Le dispositif, qui dispose de 35 antennes en France, n’est pas soumis à des pics saisonniers dans les appels, bien que le Dr Pinède note une augmentation des demandes ces dernières semaines. Cette tendance pourrait être liée à des affaires médiatisées, notamment celle de Lyhanna, une collégienne disparue fin mai 2023, retrouvée morte et violée peu après. Ce type de nouvelles tragiques attire l’attention sur la nécessité d’une intervention préventive.

Lors d’un échange avec un appelant, l’infirmière Géraldine Lenfant évoque un jeune homme dans la vingtaine, isolé socialement et dont le comportement l’a conduit à perdre son emploi dans le secteur périscolaire. Ce dernier confie sa proximité avec des enfants, tout en niant les gestes déplacés. Dans un cadre d’évaluation, il est convenu d’un rendez-vous pour un suivi plus approfondi, comprenant des discussions sur ses interactions sociales et son rapport à la sexualité.

Le dispositif STOP a pour but non seulement de fournir un soutien, mais aussi d’identifier les personnes à risque. Selon des études, entre 4 et 13 % de la population pourrait présenter un trouble pédophilique. Toutefois, la majorité de ces individus restent abstinents et ne passent pas à l’acte. Comme le précise le Dr Pinède, « tous les pédophiles ne sont pas des pédocriminels », mais il reste essentiel de leur offrir une prise en charge adaptée pour réduire les risques.

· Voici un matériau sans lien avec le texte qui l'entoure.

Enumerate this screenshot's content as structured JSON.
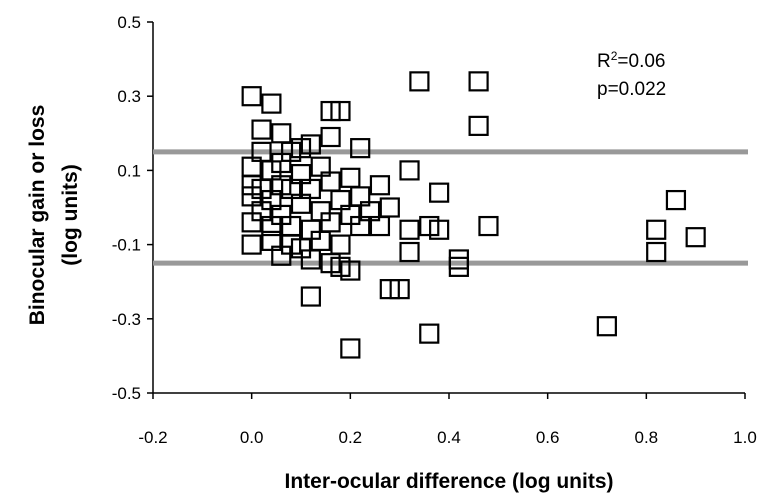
{
  "chart_data": {
    "type": "scatter",
    "xlabel": "Inter-ocular difference (log units)",
    "ylabel_lines": [
      "Binocular gain or loss",
      "(log units)"
    ],
    "xlim": [
      -0.2,
      1.0
    ],
    "ylim": [
      -0.5,
      0.5
    ],
    "x_ticks": [
      -0.2,
      0.0,
      0.2,
      0.4,
      0.6,
      0.8,
      1.0
    ],
    "x_tick_labels": [
      "-0.2",
      "0.0",
      "0.2",
      "0.4",
      "0.6",
      "0.8",
      "1.0"
    ],
    "y_ticks": [
      0.5,
      0.3,
      0.1,
      -0.1,
      -0.3,
      -0.5
    ],
    "y_tick_labels": [
      "0.5",
      "0.3",
      "0.1",
      "-0.1",
      "-0.3",
      "-0.5"
    ],
    "grid": false,
    "marker": "open-square",
    "colors": {
      "marker": "#000000",
      "reference_lines": "#999999"
    },
    "reference_lines_y": [
      0.15,
      -0.15
    ],
    "annotations": {
      "r2_prefix": "R",
      "r2_sup": "2",
      "r2_value": "=0.06",
      "p": "p=0.022"
    },
    "points": [
      {
        "x": 0.0,
        "y": 0.3
      },
      {
        "x": 0.04,
        "y": 0.28
      },
      {
        "x": 0.02,
        "y": 0.21
      },
      {
        "x": 0.06,
        "y": 0.2
      },
      {
        "x": 0.12,
        "y": 0.17
      },
      {
        "x": 0.16,
        "y": 0.26
      },
      {
        "x": 0.18,
        "y": 0.26
      },
      {
        "x": 0.16,
        "y": 0.19
      },
      {
        "x": 0.22,
        "y": 0.16
      },
      {
        "x": 0.02,
        "y": 0.15
      },
      {
        "x": 0.08,
        "y": 0.15
      },
      {
        "x": 0.1,
        "y": 0.16
      },
      {
        "x": 0.34,
        "y": 0.34
      },
      {
        "x": 0.46,
        "y": 0.34
      },
      {
        "x": 0.46,
        "y": 0.22
      },
      {
        "x": 0.0,
        "y": 0.11
      },
      {
        "x": 0.04,
        "y": 0.1
      },
      {
        "x": 0.06,
        "y": 0.12
      },
      {
        "x": 0.1,
        "y": 0.09
      },
      {
        "x": 0.14,
        "y": 0.11
      },
      {
        "x": 0.16,
        "y": 0.07
      },
      {
        "x": 0.2,
        "y": 0.08
      },
      {
        "x": 0.0,
        "y": 0.06
      },
      {
        "x": 0.02,
        "y": 0.05
      },
      {
        "x": 0.06,
        "y": 0.06
      },
      {
        "x": 0.08,
        "y": 0.05
      },
      {
        "x": 0.12,
        "y": 0.05
      },
      {
        "x": 0.26,
        "y": 0.06
      },
      {
        "x": 0.32,
        "y": 0.1
      },
      {
        "x": 0.38,
        "y": 0.04
      },
      {
        "x": 0.0,
        "y": 0.03
      },
      {
        "x": 0.04,
        "y": 0.02
      },
      {
        "x": 0.1,
        "y": 0.01
      },
      {
        "x": 0.18,
        "y": 0.02
      },
      {
        "x": 0.22,
        "y": 0.03
      },
      {
        "x": 0.02,
        "y": -0.01
      },
      {
        "x": 0.06,
        "y": -0.02
      },
      {
        "x": 0.14,
        "y": -0.01
      },
      {
        "x": 0.2,
        "y": -0.02
      },
      {
        "x": 0.24,
        "y": -0.01
      },
      {
        "x": 0.28,
        "y": 0.0
      },
      {
        "x": 0.0,
        "y": -0.04
      },
      {
        "x": 0.04,
        "y": -0.05
      },
      {
        "x": 0.08,
        "y": -0.05
      },
      {
        "x": 0.12,
        "y": -0.06
      },
      {
        "x": 0.16,
        "y": -0.04
      },
      {
        "x": 0.22,
        "y": -0.05
      },
      {
        "x": 0.26,
        "y": -0.05
      },
      {
        "x": 0.32,
        "y": -0.06
      },
      {
        "x": 0.36,
        "y": -0.05
      },
      {
        "x": 0.38,
        "y": -0.06
      },
      {
        "x": 0.48,
        "y": -0.05
      },
      {
        "x": 0.0,
        "y": -0.1
      },
      {
        "x": 0.04,
        "y": -0.09
      },
      {
        "x": 0.08,
        "y": -0.1
      },
      {
        "x": 0.1,
        "y": -0.11
      },
      {
        "x": 0.14,
        "y": -0.09
      },
      {
        "x": 0.18,
        "y": -0.1
      },
      {
        "x": 0.06,
        "y": -0.13
      },
      {
        "x": 0.12,
        "y": -0.14
      },
      {
        "x": 0.16,
        "y": -0.15
      },
      {
        "x": 0.18,
        "y": -0.16
      },
      {
        "x": 0.2,
        "y": -0.17
      },
      {
        "x": 0.32,
        "y": -0.12
      },
      {
        "x": 0.42,
        "y": -0.14
      },
      {
        "x": 0.42,
        "y": -0.16
      },
      {
        "x": 0.82,
        "y": -0.12
      },
      {
        "x": 0.82,
        "y": -0.06
      },
      {
        "x": 0.86,
        "y": 0.02
      },
      {
        "x": 0.9,
        "y": -0.08
      },
      {
        "x": 0.12,
        "y": -0.24
      },
      {
        "x": 0.28,
        "y": -0.22
      },
      {
        "x": 0.3,
        "y": -0.22
      },
      {
        "x": 0.72,
        "y": -0.32
      },
      {
        "x": 0.36,
        "y": -0.34
      },
      {
        "x": 0.2,
        "y": -0.38
      }
    ]
  }
}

La mission de STOP inclut également la protection des mineurs. En 2025, environ 150 signalements ont été transmis à la justice à la suite d’appels reçus. Lorsque des situations d’urgence se présentent, comme un appel signalant un danger imminent pour un enfant, le protocole exige une intervention immédiate des autorités compétentes.

Géraldine Lenfant admet que la pression de devoir signaler des cas potentiellement graves est une responsabilité pesante : « Le plus stressant, c’est d’être sûr de ne pas passer à côté d’une urgence », partage-t-elle. Dans le cadre de la protection des enfants, des mesures doivent être prises lorsque la sécurité d’un mineur est en jeu.

Le dispositif STOP, par ses actions de prévention et d’intervention, se positionne comme un acteur clé dans la lutte contre la pédocriminalité. En offrant une écoute, il permet à ceux en détresse de trouver une voie de secours avant qu’il ne soit trop tard.